Mais tarde, Murtaugh apagaria esse tweet – mas logo depois foi a vez de Rudy Giuliani voltar a insistir nas alegações, solicitando aos seus seguidores que o ajudassem a explicar “as irregularidades da votação na Pensilvânia”, o estado que deu a vitória ao candidato democrata. “Enviem-me as vossas apostas, que eu provarei tudo em tribunal”, twittou, mas a plataforma foi igualmente rápida a assinalar a publicação como duvidosa.
Várias fontes – que pediram anonimato – adiantaram aos diários americanos que tanto Giuliani como os filhos de Trump não baixaram a guarda e têm insistido com ele na tese da fraude. Com isso também em vista, vários dos seus assistentes reuniram na sede, em Arlington, Virgínia, para discutir opções. O genro de Trump, Jared Kushner, que tem sido uma presença constante na sede nos últimos dias, encorajou-o mesmo a procurar todas as vias de recurso legais de que dispõe para contestar os resultados – questionando como é que desta vez ninguém suspeita de interferências do exterior.
Já outros conselheiros, como Ronna McDaniel, que lidera o Comité Nacional Republicano, estão a lutar em nome de Trump publicamente – mas em privado há muito que reconhecem que a batalha não pode continuar por muito mais tempo.
Trump terá já dito a outros do seu círculo próximo que nunca admitirá que perdeu a corrida – aliás, no seu Twitter também escreveu: “I won the elections by a lot”, ou “eu ganhei as eleições e por muitos votos”.
Já Chris Ruddy, um amigo de longa data de Trump e chefe da Newsmax Media, concedeu que o ainda presidente deveria aguentar a pressão até os resultados serem certificados. Mas tudo se complicou, entretanto. É que, enquanto a maioria dos republicanos continua em silênciosobre os resultados eleitorais, há quem comece a reconhecer, alto e bom som, a vitória de Biden.
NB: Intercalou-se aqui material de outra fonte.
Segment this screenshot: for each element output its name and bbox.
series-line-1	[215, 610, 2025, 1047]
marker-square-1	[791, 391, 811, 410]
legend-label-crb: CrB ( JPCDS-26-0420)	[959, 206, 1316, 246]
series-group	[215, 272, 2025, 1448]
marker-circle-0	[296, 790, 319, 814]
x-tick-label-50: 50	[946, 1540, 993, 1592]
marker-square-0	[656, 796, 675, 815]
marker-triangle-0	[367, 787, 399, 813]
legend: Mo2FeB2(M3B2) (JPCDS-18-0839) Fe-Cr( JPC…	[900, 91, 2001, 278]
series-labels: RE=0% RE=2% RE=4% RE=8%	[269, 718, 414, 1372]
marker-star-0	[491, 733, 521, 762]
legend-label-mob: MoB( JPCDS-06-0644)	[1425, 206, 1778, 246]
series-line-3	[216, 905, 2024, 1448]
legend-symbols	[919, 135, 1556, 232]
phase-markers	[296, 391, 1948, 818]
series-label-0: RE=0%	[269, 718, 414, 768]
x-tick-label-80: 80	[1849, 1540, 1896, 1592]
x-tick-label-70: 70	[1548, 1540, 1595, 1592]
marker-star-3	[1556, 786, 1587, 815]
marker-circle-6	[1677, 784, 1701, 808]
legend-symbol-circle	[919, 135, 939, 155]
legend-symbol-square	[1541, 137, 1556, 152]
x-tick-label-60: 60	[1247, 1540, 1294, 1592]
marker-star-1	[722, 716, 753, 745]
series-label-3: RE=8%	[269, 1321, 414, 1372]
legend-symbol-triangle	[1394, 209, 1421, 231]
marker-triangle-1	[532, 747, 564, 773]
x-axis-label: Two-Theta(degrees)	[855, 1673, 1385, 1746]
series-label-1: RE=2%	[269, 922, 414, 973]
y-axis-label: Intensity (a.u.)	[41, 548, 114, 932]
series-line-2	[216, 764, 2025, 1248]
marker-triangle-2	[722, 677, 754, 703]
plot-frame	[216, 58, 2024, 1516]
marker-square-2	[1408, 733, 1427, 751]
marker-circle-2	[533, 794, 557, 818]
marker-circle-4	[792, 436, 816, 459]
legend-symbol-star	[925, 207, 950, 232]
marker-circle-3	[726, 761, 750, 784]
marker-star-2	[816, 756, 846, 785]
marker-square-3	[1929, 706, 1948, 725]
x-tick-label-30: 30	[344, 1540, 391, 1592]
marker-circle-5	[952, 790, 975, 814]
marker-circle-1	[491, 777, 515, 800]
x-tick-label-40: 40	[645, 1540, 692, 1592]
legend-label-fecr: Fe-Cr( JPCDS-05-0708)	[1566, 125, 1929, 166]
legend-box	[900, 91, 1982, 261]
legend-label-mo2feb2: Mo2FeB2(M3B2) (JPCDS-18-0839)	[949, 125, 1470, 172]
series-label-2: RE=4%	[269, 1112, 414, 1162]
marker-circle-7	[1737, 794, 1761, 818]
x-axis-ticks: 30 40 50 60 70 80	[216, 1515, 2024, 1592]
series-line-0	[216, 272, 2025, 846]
É o caso de Francis Rooney, membro da câmara dos representantes: “Parabéns por uma campanha bem-sucedida”. Uma declaração revista e aumentada pouco depois no comunicado de George W. Bush, o único ex presidente do Partido Republicano que ainda está vivo. “Apesar de termos diferenças políticas, sei que Joe Biden é um homem bom que ganhou sua oportunidade de liderar e unificar nosso país”.